Some surprising research findings about how milk is made that have not
been covered yet:
One thing we've learned is that milk goes back up the ducts to the area
outside the milk glands (alveoli), allowing feedback to the breast about
how much milk the baby didn't take. This is Donna Geddes discovery, and
it is in agreement with other research findings, i.e. that germs ascend
from the nipple to cause mastitis, and now that cells from baby's saliva
are found in the breast.
We also found that it's how much milk the baby takes, not the fat
content that leads to growth. The citation for this study that Jean
Riddler mentioned:
Effect of sucking characteristics on breast milk creamatocrit.
Paediatric and Perinatal Epidemiology. 16(4):355-360, October 2002.
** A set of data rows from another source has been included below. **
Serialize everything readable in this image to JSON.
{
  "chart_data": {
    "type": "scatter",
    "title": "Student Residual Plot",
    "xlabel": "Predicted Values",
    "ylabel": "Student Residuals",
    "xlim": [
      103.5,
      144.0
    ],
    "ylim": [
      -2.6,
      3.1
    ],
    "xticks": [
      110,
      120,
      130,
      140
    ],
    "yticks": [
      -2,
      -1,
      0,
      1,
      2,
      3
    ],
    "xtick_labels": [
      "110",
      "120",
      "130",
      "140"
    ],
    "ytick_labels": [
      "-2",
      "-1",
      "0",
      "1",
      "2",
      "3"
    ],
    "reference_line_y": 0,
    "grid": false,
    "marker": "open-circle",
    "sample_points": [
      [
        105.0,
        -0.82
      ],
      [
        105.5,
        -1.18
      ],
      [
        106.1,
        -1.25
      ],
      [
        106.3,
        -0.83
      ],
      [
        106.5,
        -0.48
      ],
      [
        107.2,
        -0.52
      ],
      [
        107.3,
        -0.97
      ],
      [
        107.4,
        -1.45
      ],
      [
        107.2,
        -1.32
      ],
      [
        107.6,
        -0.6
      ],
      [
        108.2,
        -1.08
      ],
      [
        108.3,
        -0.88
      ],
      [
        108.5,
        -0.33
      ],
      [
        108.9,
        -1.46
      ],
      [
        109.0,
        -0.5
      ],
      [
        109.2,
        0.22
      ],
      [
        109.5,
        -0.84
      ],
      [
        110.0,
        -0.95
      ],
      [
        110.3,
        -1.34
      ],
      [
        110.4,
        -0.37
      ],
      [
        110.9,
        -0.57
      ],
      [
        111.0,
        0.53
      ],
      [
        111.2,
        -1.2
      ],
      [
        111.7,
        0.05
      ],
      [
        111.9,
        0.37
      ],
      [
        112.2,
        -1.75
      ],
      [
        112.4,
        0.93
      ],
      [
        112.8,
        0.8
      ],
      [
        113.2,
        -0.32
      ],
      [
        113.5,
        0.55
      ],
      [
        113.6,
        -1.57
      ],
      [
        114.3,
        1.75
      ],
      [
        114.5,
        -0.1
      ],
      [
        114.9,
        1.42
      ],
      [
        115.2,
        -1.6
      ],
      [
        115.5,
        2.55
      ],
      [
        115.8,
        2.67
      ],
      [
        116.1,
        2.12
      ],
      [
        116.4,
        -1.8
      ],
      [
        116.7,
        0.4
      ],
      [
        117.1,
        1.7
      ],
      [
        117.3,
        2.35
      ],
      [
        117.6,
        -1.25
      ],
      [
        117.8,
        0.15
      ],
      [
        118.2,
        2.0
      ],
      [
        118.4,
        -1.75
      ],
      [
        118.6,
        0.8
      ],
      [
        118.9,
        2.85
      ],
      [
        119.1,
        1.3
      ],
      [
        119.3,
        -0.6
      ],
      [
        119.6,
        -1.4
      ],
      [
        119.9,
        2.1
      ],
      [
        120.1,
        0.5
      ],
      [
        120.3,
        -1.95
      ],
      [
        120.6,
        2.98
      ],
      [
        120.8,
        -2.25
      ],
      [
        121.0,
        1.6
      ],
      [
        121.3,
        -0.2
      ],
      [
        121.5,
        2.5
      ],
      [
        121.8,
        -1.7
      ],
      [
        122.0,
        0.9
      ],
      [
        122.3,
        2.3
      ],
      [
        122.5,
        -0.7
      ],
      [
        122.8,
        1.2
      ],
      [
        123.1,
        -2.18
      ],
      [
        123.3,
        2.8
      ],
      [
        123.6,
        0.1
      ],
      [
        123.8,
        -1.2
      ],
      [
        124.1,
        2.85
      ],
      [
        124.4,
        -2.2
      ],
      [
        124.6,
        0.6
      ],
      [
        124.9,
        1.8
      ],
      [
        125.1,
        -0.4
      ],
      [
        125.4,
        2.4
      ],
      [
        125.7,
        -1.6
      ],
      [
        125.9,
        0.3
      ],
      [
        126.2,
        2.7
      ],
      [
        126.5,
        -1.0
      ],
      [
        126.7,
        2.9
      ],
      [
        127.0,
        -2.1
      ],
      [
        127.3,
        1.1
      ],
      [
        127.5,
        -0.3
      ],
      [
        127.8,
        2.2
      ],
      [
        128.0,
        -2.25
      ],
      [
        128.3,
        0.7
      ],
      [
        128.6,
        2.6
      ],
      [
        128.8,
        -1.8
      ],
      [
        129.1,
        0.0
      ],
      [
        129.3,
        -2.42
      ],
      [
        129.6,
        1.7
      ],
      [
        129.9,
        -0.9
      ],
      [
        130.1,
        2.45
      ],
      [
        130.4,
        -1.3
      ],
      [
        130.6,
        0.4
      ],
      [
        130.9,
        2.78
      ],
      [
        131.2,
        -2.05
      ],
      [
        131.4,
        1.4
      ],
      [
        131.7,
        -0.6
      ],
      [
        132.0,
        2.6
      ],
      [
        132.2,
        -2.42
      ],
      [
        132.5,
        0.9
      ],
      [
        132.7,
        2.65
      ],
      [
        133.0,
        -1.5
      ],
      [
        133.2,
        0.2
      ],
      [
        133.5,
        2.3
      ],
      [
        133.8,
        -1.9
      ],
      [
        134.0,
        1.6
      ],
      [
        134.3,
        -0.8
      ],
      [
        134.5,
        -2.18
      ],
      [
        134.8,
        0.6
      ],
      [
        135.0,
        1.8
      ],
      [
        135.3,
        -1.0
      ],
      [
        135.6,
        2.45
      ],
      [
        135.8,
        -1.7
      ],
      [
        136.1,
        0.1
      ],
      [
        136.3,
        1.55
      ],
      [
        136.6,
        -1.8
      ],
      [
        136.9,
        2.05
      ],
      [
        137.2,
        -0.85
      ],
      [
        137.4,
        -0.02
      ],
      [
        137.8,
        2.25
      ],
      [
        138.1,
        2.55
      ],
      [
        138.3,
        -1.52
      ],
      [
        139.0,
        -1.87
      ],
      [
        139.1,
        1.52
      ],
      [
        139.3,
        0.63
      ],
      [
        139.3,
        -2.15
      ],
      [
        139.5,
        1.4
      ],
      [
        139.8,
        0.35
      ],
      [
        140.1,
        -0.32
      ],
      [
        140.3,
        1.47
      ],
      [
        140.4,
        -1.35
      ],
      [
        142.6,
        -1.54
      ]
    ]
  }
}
Aksit, Sadik; Ozkayin, Nese; Caglayan, Suat
It's well worth reading. Remember the "lack of fat/hindmilk" dx was a
hypothesis. In my experience, babies who are getting relative lactose
overloads are FAT, not skinny. Skinny babies are usually not getting
enough volume.
Peter Hartmann and people working in his lab found that babies
breastfeeding well take about 75-79% of the stored milk from mom's
breast (from their topographic analysis studies measuring breast volume
with a computer). Susan Burger mentions one of their studies of mothers
pumping with the research pump (Symphony) that showed a significant
proportion of successfully breastfeeding mothers did not remove 50% of
their milk with that pump. That's NOT a good thing for their future milk
production if they were to rely on that pump. Research is obviously
ongoing to try to improve that performance. In my work with tongue-tied
babies, some of them only take half or less than the milk mom can then
immediately pump.
We keep learning, and it's fascinating. For now, I advise moms to offer
both breasts, especially in the early weeks, unless baby is gaining more
than 2 lb per month, is miserable, and has gi symptoms.